A jury has ordered a Toyota dealership in Philadelphia to pay six crash victims $15.7 million for its negligent maintenance and repair of the 2006 Toyota Sienna rental in which they were riding.
According to the March 19 verdict, the jury accepted the plaintiffs’ argument that Central City Toyota failed to properly follow the manufacturer’s inspection and maintenance recommendations for the minivan, plaintiffs’ lawyer, Kenneth Fulginiti of Duffy + Partners in Philadelphia, told Automotive News.
The dealership blamed the crash on operator error, Fulginiti said.
Defense lawyer William Schaefer of Hendrzak & Lloyd in Center Valley, Pa., declined to comment on the verdict.
The crash occurred in March 2008 when a ball joint failed and the minivan went off the road and into a ravine on a family trip to New York.

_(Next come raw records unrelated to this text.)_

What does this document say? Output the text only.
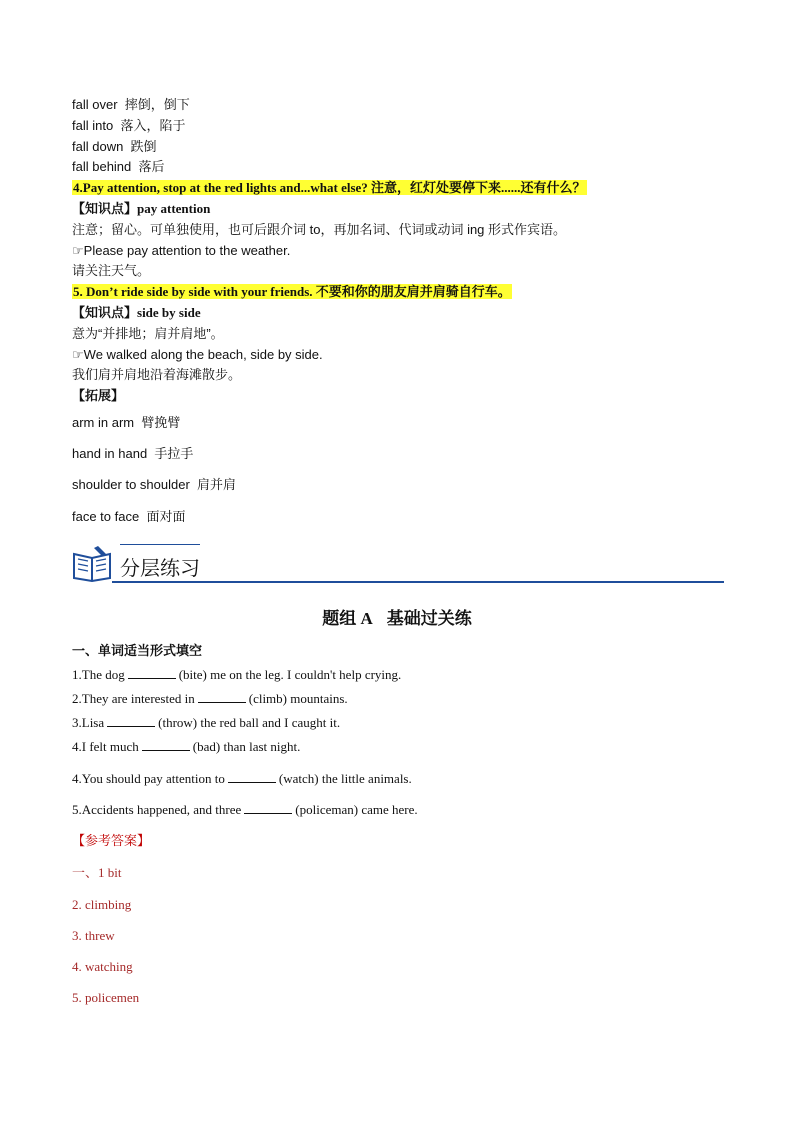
fall over 摔倒，倒下
fall into 落入，陷于
fall down 跌倒
fall behind 落后
4.Pay attention, stop at the red lights and...what else? 注意，红灯处要停下来......还有什么？
【知识点】pay attention
注意；留心。可单独使用，也可后跟介词 to，再加名词、代词或动词 ing 形式作宾语。
☞Please pay attention to the weather.
请关注天气。
5. Don’t ride side by side with your friends. 不要和你的朋友肩并肩骑自行车。
【知识点】side by side
意为“并排地；肩并肩地”。
☞We walked along the beach, side by side.
我们肩并肩地沿着海滩散步。
【拓展】
arm in arm 臂挽臂
hand in hand 手拉手
shoulder to shoulder 肩并肩
face to face 面对面
分层练习
题组 A 基础过关练
一、单词适当形式填空
1.The dog	(bite) me on the leg. I couldn't help crying.
2.They are interested in	(climb) mountains.
3.Lisa	(throw) the red ball and I caught it.
4.I felt much	(bad) than last night.
4.You should pay attention to	(watch) the little animals.
5.Accidents happened, and three	(policeman) came here.
【参考答案】
一、1 bit
2. climbing
3. threw
4. watching
5. policemen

Fulginiti said the dealership had serviced the vehicle for a rental agency eight times in the year before the accident. It had most recently been serviced three months before the crash that injured driver Noreen Lewis and five relatives, he said.
The trial in Philadelphia Court of Common Pleas lasted more than four weeks. After 1½ days of deliberation, the jury awarded $11.4 million to Lewis and $4.3 million to the passengers who were hurt.
“At least this dealer should learn to follow the manufacturer’s recommendation,” Fulginiti said. “They didn’t do the state inspection and didn’t follow the manual. They’re only doing Toyotas. They should know what Toyota wants.”
He said his clients will now ask the judge to add about $1.5 million in interest.
The suit originally included Toyota Motor Corp. and several Toyota affiliates; McMahon Leasing Inc., the company that owned the vehicle; and several other defendants that the plaintiffs voluntarily dismissed from the case before trial.
Fulginiti said that at trial, he told the jury it should clear the rental agency, PhillyCarShare, based on testimony that the agency had brought the Sienna to the dealership eight times for repair and maintenance.
“We didn’t think it proper to argue they should have brought it in a ninth or 10th time,” Fulginiti told Automotive News.
He said Central City Toyota has more than enough insurance to cover the verdict.
Fulginiti also said he expects the dealership to seek a new trial.